TV factual shows, such as Time Team, Shadows of Our Ancestors and Ice Mummies, and fictional pathologist-as-sexy-hero ones (you know: "Let's take a look at the brain." "Grrgghhh!" "It's his first time, Dr Skinner"), such as Silent Witness and McCallum, testify to our fascination with the dead. Like those weird Madagascan "relative retrieval" rituals, you hardly have time to bury your relatives these days, before some academic or arty type wants to dig them up again, and reconstruct them.

Because, of course, there is so much to find out! A recent edition of the "Journal of the Autonomic Nervous System" (de rigeur in our household since the Murdoch and China business disillusioned us with the Times) - vol 67, p 105, to be exact - reported on the findings of a team looking at the neurotransmitters of the long embalmed. They took nerves from the ankles of number of Egyptian mummies who kicked the earthenware sometime between 500 and 2000 BC, and a teasing little sample from just one Peruvian mummy of slightly more recent origin.

These enterprising palaeo-neurobiologists sliced up the nerves, embedded them in wax, and then (but, of course, you know all this) incubated them with antibodies. Their findings were both dramatic and incomprehensible. Suffice it to say that Professor Otto Appenzeller concluded that, in the near future, we would be able to discover all kinds of things about the people of the past that we do not now know.

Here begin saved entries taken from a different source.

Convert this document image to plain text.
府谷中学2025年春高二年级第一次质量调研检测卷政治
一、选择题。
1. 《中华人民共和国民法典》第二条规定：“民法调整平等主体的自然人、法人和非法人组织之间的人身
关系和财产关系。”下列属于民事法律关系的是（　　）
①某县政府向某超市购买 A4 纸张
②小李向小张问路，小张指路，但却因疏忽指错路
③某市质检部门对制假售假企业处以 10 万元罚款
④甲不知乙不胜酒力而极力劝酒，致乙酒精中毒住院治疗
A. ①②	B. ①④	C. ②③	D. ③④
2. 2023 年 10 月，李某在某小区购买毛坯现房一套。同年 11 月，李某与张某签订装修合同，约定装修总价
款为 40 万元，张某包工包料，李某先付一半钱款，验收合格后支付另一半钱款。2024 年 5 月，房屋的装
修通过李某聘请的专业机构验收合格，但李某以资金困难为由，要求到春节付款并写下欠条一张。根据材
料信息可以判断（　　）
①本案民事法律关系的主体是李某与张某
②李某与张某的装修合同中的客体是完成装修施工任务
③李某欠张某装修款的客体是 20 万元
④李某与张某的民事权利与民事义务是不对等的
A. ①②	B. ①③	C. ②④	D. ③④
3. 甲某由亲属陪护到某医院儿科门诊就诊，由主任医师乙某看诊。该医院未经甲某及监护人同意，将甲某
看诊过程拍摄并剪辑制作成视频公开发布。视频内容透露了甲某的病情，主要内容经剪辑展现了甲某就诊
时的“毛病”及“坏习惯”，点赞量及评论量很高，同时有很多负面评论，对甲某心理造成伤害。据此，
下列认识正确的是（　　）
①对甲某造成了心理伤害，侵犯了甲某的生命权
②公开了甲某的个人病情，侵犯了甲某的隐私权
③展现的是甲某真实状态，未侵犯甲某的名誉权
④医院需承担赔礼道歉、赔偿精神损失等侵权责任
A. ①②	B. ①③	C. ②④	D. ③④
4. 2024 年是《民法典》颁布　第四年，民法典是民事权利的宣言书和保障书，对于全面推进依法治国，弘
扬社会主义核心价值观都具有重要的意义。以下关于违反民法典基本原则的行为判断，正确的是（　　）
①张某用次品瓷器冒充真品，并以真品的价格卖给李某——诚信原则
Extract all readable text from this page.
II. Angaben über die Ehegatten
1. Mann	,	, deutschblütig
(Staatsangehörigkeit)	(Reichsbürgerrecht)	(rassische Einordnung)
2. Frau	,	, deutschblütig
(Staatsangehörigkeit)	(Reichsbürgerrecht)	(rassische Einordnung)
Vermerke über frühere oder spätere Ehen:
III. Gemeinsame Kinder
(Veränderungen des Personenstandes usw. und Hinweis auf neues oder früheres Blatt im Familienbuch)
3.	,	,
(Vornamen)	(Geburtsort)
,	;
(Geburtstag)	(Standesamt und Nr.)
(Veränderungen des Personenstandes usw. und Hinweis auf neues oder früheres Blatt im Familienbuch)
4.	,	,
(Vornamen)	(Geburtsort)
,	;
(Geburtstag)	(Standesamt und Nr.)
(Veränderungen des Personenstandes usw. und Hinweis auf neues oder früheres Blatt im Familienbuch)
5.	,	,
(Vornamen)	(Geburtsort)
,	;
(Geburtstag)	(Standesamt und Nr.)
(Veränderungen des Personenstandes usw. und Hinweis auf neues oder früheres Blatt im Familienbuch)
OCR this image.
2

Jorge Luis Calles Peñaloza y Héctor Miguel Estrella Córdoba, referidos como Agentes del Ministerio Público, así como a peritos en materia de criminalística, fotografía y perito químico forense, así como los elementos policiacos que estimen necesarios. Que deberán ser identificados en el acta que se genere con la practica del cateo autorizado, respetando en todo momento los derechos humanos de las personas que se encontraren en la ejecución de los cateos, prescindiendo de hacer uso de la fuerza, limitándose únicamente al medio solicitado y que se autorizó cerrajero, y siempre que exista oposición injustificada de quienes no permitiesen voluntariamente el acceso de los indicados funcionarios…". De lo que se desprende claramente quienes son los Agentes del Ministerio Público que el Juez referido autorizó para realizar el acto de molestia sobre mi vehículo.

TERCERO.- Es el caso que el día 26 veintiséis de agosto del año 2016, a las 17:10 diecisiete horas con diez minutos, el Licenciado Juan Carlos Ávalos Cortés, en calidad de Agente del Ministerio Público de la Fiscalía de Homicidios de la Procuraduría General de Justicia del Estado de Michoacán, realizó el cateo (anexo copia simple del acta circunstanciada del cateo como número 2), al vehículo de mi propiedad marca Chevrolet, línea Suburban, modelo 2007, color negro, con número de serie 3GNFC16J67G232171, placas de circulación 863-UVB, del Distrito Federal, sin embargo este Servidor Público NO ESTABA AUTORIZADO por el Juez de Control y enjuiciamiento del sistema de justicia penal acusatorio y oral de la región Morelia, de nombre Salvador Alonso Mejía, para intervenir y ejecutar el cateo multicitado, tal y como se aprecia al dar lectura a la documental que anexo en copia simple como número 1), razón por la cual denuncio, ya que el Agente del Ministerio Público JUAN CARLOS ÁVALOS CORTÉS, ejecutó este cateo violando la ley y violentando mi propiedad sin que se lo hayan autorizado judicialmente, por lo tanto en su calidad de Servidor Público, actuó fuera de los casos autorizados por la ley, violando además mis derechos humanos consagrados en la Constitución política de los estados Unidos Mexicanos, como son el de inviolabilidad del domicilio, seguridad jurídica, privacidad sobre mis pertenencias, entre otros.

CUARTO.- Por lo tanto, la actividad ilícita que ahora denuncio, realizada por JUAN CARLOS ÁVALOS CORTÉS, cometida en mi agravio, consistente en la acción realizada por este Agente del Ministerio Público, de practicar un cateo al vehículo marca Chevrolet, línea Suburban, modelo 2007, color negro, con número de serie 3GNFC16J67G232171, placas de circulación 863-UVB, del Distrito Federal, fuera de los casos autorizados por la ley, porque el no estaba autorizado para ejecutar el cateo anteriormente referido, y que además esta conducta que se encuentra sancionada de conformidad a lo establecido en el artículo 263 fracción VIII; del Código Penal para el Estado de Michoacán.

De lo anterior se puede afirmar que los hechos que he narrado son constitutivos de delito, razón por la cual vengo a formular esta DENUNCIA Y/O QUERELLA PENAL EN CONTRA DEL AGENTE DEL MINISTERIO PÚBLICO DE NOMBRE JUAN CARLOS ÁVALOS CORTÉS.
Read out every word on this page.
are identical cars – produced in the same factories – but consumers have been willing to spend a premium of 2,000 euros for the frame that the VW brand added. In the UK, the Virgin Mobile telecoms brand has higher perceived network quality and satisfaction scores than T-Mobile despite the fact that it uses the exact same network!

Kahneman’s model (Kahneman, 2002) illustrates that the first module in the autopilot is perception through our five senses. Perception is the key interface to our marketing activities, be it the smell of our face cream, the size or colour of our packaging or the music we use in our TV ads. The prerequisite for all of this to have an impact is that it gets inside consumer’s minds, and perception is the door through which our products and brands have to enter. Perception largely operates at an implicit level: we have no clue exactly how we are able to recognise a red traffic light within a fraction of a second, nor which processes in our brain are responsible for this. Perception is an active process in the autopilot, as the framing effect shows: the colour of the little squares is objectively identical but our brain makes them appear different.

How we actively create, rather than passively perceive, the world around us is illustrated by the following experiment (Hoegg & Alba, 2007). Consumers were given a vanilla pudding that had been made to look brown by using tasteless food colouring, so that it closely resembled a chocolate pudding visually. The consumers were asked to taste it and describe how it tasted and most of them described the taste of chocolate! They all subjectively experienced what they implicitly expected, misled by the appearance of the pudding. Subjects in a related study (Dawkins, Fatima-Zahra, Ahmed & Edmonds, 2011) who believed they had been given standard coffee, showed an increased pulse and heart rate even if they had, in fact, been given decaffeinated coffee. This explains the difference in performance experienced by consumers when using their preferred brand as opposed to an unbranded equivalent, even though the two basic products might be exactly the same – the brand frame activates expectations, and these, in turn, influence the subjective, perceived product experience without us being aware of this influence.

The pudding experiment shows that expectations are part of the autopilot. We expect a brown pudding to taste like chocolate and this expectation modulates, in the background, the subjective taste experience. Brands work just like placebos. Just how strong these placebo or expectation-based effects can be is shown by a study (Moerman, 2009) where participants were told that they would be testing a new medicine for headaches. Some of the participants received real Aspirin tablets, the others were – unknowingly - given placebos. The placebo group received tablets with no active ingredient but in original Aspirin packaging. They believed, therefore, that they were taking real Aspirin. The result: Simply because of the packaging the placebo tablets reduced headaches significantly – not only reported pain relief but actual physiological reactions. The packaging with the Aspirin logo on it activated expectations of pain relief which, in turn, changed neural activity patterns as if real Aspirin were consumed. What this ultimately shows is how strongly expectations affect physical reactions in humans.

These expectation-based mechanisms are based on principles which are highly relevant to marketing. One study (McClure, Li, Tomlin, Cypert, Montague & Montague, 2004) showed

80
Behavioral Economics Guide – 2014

Then, just this week, came the story of how the custodians of Manchester University's Egyptian Mummy Tissue Bank have written to thousands of institutions worldwide asking for a lend of their corpses. Dr Rosalie David told the BBC Today programme that the technique was to "go in with industrial endoscopes through existing bodily holes". There's a charming discretion here, as though Dr David wished to reassure us that she for one, would never be party to making new holes in old bodies.

Anyway, she was hoping, she continued, to be able to tell what diseases the mummies had suffered from, what they looked like (eye colour, etc.) and - with the help of DNA - which other mummies they were related to.

At the moment, of course, all we have to go on is all those heroic murals and stelae, depicting vigorous Pharoahs smiting their enemies or communing with a series of improbable gods. There is a timeless tendency for important figures to present themselves in an impossibly good light in public. When was the last time, for instance, that a party leader, mid-Dimbleby, let loose a loud fart? And yet we presume that pockets of wind travel the intestines of the famous, as they do ours.

This is intriguing. Was Nefertiti a natural blonde? Or perhaps Tutankhamun was a drying-out alcoholic. Imagine our pleasure when it is proved that Amenhotep III (the model, you will remember, for the Colossi of Memnon at Thebes), was three-foot tall, syphilitic, suffered from chronic hemaerrhoids and had feet covered in veruccas.

And - if sex addiction could be traced - all those bad-tempered attacks on various Libyans, Nubians, Sea-Peoples, Hittites, Hattians, Philistines and Hebrews by Ramesses the Great might be explained by a need to divert attention away from various palace entanglements with the Iron Age precursors of Monica Lewinsky and Paula Jones. The principle "he that has been smitten must himself smite" may be older than we thought.

My own favourite conjecture is that, in Shelley's vast and trackless desert, an Egyptian king with a slight speech impediment had caused to be carved in stone the legend: "My name ith Othymandiath, king of kingth, gathe on my workth ye mortalth and dethpair."

There is, in all this, a wonderful irony. Thousands of years ago, a static and superstitious ruling class had the bodies of their kings and priests eviscerated, their skins elaborately prepared by the application of unspeakable unguents, wrapped in bandages, shoved inside a wooden box, then a stone sarcophagus, and finally placed in a hidden tomb - all in the absurd belief that, somehow, the mummified individual would one day live again. And the bugger of it is, of course, that it worked.